İran halkının gittikçe sistem içi değişimden ümidini kesmesinde iki temel etken olduğu görülüyor. Bunlardan birincisi Trump yönetiminin açıkça gösterdiği gibi bu rejim olduğu müddetçe dünya ile iyi ilişkilerin ve gelişmiş özgür bir İran’ın kurulamayacağı inancının güçlenmesi, ikincisi de sistem içi seçilmiş-atanmış yönetim dengesinin gün geçtikçe artan biçimde atanmışların lehine değişmesidir. Nitekim bu sebepten dolayı Tahran’da siyasi gözlemcilerin bile adını ilk kez duydukları çok sayıda isim Meclise girerken yönetimin seçimleri büyük bir zafer olarak lanse etmesi ciddi tepkiye neden olmaktadır.

Böylesi siyasi bir ortamda Çin’de ortaya çıkan ve birçok ülkeyi etkisi altına alan koronavirüsün İran’da da ortaya çıktığının ve bazı hastaların hayatını kaybettiğinin açıklanması geniş tepkilere yol açtı. Kum Milletvekili Ahmed Emirabadi gibi bazı yetkililer hastalığın haftalardır İran’da bilindiğini ancak gizlendiğini ileri sürerek gerçek ölü sayısının yalnızca Kum’da 50 civarında olduğunu açıkladılar. Nitekim İran’dan bölge ülkelerine giden birçok yolcuda hastalığın belirtilerine rastlanması yine belediye başkanı ve milletvekili gibi yöneticilerin dahi hastalık teşhisiyle hastaneye kaldırılmaları gerçek vaka sayısının pazartesi itibariyle açıklandığı gibi 62 değil binlerce olduğu düşüncesini güçlendiriyor. Kum kentinin karantinaya alınması yönündeki iç ve dış önerilere Devrim Muhafızları komutanlarının şehrin kutsallığını gerekçe göstererek karşı çıktıkları belirtiliyor.
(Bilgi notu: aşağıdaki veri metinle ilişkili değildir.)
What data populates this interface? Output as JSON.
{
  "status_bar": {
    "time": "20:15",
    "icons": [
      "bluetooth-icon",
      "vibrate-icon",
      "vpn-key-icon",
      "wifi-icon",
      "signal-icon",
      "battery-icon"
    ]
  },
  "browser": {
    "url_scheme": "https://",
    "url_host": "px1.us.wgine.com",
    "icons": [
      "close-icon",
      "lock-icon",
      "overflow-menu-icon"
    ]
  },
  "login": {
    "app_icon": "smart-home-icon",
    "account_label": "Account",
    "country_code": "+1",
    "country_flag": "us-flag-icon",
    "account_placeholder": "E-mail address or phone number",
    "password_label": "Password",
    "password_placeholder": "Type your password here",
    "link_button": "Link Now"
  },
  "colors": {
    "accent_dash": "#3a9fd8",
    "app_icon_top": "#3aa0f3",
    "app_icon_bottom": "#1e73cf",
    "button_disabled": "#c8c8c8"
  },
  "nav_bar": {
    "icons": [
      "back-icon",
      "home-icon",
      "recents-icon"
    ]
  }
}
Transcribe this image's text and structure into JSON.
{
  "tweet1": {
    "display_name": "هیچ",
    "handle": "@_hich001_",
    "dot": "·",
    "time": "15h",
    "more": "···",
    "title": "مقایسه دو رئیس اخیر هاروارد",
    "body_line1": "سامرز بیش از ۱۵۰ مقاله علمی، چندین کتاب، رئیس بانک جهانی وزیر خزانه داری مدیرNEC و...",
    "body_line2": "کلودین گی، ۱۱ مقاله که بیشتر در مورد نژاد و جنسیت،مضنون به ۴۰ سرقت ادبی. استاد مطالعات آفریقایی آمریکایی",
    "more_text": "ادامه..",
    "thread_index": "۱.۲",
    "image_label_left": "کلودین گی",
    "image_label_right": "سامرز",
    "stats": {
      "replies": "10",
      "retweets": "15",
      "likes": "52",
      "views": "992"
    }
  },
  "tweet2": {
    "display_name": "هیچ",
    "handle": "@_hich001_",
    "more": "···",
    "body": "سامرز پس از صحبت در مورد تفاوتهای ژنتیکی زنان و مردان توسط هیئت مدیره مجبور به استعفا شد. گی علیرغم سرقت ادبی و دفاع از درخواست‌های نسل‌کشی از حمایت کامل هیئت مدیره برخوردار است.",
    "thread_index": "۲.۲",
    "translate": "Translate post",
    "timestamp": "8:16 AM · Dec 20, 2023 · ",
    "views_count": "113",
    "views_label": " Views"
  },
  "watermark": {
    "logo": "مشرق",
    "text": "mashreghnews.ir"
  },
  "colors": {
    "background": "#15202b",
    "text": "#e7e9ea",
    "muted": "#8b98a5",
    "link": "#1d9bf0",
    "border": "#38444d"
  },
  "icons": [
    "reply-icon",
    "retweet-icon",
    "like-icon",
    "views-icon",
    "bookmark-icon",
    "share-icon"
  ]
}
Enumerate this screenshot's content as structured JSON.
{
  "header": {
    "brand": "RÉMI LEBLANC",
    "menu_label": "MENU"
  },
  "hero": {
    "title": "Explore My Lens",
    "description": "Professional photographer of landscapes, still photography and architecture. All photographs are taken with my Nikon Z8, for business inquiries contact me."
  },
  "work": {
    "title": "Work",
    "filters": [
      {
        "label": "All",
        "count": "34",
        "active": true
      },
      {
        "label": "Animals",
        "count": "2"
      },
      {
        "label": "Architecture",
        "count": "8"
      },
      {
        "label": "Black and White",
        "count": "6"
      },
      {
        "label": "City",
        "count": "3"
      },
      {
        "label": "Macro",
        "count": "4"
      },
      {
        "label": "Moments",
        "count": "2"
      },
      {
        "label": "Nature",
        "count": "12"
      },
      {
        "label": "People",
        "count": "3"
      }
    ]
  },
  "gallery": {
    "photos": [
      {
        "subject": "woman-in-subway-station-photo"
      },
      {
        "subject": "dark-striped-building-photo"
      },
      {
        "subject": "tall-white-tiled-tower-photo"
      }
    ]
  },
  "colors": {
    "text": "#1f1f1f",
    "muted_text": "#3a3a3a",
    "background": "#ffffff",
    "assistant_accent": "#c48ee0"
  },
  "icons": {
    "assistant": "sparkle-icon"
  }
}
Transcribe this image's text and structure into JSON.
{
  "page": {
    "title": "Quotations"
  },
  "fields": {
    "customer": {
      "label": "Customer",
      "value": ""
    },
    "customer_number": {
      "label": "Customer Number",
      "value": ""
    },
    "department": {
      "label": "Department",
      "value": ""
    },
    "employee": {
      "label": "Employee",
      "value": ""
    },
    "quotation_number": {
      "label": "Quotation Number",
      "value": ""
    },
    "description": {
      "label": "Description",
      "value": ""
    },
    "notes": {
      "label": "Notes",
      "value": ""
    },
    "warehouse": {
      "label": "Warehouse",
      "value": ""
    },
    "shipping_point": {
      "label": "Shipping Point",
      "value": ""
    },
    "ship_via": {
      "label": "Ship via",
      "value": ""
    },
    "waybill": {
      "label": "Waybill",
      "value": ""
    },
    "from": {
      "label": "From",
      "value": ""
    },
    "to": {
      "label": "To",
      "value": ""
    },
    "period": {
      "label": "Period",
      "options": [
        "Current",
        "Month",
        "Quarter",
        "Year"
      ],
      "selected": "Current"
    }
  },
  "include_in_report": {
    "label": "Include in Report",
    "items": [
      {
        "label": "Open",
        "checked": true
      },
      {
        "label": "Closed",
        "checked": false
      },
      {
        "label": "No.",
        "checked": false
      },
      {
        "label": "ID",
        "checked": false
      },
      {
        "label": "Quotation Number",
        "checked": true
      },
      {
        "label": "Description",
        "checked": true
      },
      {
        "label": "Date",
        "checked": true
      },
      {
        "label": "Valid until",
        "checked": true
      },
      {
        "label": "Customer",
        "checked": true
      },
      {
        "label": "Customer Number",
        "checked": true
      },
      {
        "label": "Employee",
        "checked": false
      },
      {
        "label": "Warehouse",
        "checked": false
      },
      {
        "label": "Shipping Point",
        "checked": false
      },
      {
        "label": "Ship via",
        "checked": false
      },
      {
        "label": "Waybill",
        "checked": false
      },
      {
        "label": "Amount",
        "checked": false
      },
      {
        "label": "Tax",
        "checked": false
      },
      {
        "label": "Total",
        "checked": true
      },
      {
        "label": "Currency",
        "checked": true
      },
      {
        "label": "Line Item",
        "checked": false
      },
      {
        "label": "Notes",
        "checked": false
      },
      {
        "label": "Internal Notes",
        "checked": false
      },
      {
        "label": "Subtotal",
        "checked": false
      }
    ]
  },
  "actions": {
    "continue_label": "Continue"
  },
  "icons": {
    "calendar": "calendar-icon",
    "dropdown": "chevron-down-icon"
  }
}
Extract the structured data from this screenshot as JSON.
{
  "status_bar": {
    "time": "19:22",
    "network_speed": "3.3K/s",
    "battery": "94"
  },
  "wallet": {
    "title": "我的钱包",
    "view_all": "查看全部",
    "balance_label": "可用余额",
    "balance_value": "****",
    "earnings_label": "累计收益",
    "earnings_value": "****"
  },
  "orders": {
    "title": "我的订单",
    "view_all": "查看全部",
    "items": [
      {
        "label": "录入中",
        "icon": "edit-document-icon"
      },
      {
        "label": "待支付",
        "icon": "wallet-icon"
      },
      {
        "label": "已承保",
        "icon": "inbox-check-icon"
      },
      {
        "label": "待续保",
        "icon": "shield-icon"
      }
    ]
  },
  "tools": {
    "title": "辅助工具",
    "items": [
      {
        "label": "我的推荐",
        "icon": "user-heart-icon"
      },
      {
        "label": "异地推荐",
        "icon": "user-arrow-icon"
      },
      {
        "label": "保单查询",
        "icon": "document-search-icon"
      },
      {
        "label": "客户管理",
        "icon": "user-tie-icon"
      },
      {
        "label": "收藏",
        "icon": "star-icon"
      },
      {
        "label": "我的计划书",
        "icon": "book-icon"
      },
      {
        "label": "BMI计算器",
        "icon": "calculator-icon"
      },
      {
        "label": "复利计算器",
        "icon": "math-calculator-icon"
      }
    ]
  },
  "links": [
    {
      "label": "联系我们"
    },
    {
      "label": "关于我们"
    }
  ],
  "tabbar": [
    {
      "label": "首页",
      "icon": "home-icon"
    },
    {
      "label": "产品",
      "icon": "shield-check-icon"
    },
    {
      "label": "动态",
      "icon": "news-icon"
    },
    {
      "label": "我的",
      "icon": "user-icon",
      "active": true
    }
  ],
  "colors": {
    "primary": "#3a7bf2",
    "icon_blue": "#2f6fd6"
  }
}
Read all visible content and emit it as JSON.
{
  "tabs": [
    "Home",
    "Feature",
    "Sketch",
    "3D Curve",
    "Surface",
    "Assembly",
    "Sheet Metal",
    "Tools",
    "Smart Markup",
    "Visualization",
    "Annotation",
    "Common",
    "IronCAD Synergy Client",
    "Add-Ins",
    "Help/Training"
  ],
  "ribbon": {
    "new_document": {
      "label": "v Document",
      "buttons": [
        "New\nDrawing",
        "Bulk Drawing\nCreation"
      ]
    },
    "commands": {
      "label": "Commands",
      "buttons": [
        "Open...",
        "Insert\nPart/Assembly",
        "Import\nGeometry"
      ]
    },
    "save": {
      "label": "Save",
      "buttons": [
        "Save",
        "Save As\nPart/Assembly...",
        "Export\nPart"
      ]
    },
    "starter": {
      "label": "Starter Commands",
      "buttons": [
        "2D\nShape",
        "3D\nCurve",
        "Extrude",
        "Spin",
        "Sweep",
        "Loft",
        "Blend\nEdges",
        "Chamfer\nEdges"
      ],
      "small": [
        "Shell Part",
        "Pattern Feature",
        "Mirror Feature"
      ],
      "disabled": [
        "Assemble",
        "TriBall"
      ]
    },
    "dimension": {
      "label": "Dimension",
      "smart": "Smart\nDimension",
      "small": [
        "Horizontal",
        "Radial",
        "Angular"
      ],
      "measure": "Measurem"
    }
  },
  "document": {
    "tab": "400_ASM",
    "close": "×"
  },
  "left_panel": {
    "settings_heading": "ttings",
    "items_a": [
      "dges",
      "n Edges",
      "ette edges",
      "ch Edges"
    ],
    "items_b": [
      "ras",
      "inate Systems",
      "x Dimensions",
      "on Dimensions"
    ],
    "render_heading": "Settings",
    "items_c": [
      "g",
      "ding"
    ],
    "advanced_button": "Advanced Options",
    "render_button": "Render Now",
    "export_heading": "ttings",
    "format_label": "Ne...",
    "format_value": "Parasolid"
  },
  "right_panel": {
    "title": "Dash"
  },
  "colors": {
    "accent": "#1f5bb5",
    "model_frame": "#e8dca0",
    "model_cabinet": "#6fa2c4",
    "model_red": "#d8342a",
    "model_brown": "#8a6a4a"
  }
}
Kasım ayındaki gösterilerde öldürülen göstericilerin sayısının hâlen açıklanmaması, Ukrayna uçağı hadisesinin ortadaki açık video kayıtlarına rağmen günlerce inkâr edilmesi ve kara kutunun hâlâ ilgili taraflara verilmemesi, seçim mühendisliğinin oluşturduğu benzersiz halk tepkisinin hemen ardından salgın hastalığın ülkede yol açtığı tartışmalar belki de önümüzdeki dönemde İran’ın dış ilişkilerinden çok içerideki dinamiklerin konuşulacağının göstergeleri olabilir. Dibe vurmuş ekonomi ile meşruiyet oranının bir arada nasıl sürdürülebileceği tam bir muamma.


Bu makale ilk olarak 26.2.2020 tarihinde TRT Farsça'da yayımlanmıştır.